Graphcore IPU-POD128 and IPU-POD256 Extend Scale
Graphcore already had IPU-PODs ranging up to 64 units (IPU-POD64) but the new announcement covers clusters two and four times as large. Scaling in a Graphcore IPU-POD is accomplished via a 100GbE switched architecture. Each IPU-M2000 has a IPU-Links/ IPU-GW that allows the company to tunnel Gateway Links over 100GbE. The Gateway Links are the rack-to-rack communication links.
The company had two scaling benchmarks it was showing. The first is the scaling all the way to 256 nodes. Something that should be noted here is that while your eye may be drawn to the 95% scaling figure on the chart, just taking the images/ sec and dividing that by the IPU number actually means the waterfall is delivering about 25% efficiency loss going from the IPU-POD16 to IPU-POD256. We think the key that Graphcore is showing here is that it is taking less of a scaling hit from 128 to 256 than it does from 16 to 64 or 64 to 128.

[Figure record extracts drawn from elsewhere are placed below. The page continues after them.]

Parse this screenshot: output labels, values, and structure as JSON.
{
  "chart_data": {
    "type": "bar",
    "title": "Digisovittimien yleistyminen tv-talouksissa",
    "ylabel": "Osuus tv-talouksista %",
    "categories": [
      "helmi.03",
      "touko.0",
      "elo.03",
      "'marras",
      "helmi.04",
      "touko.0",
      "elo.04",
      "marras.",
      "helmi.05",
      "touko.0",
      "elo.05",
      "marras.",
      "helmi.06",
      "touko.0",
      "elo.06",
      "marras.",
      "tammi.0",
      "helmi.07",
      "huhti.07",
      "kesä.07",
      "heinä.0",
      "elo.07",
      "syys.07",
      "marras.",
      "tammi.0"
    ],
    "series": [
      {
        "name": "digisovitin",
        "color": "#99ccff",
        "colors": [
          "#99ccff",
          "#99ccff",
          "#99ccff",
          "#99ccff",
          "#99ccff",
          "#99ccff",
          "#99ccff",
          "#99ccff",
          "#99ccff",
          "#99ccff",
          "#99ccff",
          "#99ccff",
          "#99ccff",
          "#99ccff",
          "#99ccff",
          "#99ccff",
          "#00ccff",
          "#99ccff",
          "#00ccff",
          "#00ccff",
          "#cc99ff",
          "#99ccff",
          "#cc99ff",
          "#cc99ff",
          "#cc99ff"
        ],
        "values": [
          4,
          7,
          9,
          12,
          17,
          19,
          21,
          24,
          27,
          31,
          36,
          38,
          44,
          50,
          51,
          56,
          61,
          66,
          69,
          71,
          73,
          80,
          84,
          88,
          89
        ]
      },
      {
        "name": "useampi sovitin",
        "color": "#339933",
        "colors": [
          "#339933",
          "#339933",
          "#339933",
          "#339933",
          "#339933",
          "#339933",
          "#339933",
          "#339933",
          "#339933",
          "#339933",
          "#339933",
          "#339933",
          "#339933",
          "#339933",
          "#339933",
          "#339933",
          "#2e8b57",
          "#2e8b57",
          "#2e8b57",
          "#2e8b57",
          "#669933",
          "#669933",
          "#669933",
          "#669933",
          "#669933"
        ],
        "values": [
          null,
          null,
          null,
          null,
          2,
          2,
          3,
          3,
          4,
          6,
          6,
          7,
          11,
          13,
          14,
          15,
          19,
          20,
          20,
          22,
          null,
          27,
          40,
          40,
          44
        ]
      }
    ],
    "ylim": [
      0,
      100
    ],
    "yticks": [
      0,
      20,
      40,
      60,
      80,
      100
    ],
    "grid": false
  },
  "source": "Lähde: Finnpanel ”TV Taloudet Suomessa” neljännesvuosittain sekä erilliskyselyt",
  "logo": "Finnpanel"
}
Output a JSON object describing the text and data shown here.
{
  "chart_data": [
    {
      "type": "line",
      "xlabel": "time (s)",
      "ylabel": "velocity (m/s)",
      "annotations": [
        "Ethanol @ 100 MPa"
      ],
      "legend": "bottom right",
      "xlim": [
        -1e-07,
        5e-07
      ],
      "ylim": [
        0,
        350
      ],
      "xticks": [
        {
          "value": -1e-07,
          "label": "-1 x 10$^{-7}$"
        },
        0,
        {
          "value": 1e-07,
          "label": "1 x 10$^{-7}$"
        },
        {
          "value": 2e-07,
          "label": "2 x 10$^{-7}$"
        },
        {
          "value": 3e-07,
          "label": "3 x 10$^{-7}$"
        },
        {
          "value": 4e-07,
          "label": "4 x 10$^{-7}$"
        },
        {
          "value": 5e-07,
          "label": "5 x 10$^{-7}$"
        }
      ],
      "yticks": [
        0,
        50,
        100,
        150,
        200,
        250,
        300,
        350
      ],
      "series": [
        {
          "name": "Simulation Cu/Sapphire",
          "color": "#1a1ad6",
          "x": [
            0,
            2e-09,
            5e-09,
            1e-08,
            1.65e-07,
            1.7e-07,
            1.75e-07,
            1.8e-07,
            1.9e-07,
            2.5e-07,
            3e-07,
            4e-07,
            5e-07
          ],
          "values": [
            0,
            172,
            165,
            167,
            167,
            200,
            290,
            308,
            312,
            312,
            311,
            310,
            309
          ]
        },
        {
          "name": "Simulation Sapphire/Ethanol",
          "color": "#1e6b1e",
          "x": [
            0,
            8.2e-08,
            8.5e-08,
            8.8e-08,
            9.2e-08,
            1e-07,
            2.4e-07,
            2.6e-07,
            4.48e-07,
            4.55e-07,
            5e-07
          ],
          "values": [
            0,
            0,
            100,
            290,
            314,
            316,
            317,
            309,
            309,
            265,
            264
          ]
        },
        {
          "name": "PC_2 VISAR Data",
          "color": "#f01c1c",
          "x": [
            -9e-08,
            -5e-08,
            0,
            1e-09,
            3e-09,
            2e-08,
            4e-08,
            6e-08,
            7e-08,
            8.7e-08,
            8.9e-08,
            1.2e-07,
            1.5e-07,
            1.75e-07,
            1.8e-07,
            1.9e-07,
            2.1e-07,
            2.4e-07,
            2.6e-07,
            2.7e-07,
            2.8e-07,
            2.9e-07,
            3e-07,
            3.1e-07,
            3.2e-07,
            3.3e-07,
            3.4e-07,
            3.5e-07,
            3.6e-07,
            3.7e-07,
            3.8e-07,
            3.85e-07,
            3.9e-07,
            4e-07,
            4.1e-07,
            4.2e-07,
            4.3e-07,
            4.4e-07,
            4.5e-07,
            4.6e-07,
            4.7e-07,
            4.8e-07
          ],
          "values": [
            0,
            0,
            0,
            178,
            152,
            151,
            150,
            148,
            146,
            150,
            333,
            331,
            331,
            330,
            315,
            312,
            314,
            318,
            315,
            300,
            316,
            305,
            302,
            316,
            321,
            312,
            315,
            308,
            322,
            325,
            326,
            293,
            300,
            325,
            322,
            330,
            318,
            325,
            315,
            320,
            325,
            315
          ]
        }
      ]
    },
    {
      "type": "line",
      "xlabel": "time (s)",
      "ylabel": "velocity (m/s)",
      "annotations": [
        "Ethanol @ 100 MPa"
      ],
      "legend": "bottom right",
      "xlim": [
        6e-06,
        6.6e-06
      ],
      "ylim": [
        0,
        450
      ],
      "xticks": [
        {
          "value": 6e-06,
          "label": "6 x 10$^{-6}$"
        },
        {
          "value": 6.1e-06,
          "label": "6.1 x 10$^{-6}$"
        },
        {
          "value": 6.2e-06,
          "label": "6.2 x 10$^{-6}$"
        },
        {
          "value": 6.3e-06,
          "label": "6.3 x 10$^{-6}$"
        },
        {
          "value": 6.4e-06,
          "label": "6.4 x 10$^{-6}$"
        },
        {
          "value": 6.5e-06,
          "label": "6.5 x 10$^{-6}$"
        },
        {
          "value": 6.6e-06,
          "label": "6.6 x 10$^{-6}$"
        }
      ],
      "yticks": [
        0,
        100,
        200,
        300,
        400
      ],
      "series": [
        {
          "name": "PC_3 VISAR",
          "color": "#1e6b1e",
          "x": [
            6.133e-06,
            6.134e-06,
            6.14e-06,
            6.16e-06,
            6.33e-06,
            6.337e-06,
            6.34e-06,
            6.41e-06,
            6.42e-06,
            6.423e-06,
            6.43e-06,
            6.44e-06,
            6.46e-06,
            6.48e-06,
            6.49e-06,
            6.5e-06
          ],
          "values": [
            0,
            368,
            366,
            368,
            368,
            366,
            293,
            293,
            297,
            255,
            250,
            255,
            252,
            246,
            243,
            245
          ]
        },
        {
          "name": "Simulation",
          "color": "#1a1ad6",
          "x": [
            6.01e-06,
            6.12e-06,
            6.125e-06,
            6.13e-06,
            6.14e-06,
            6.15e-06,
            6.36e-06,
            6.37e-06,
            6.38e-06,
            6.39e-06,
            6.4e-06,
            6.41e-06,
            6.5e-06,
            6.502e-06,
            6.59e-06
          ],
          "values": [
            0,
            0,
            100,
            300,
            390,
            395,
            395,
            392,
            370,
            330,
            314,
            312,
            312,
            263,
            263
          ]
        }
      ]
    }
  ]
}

Graphcore also shared a ResNet50 result.
This one had better scaling but it is a bit strange to have in a release saying your system scales to 128 or 256 when you are presenting one of the two scaling efficiency charts without the 256 results.
It is good to see Graphcore demonstrating a commitment to scaling. After Graphcore celebrated a stunning loss at MLPerf Training v1.0 the company needs to come up with a better storyline. That is not uncommon for startups. Doing this announcement outside of MLPerf allows them to share the story without having immediate direct comparisons which seems like a wise move by the company at this juncture.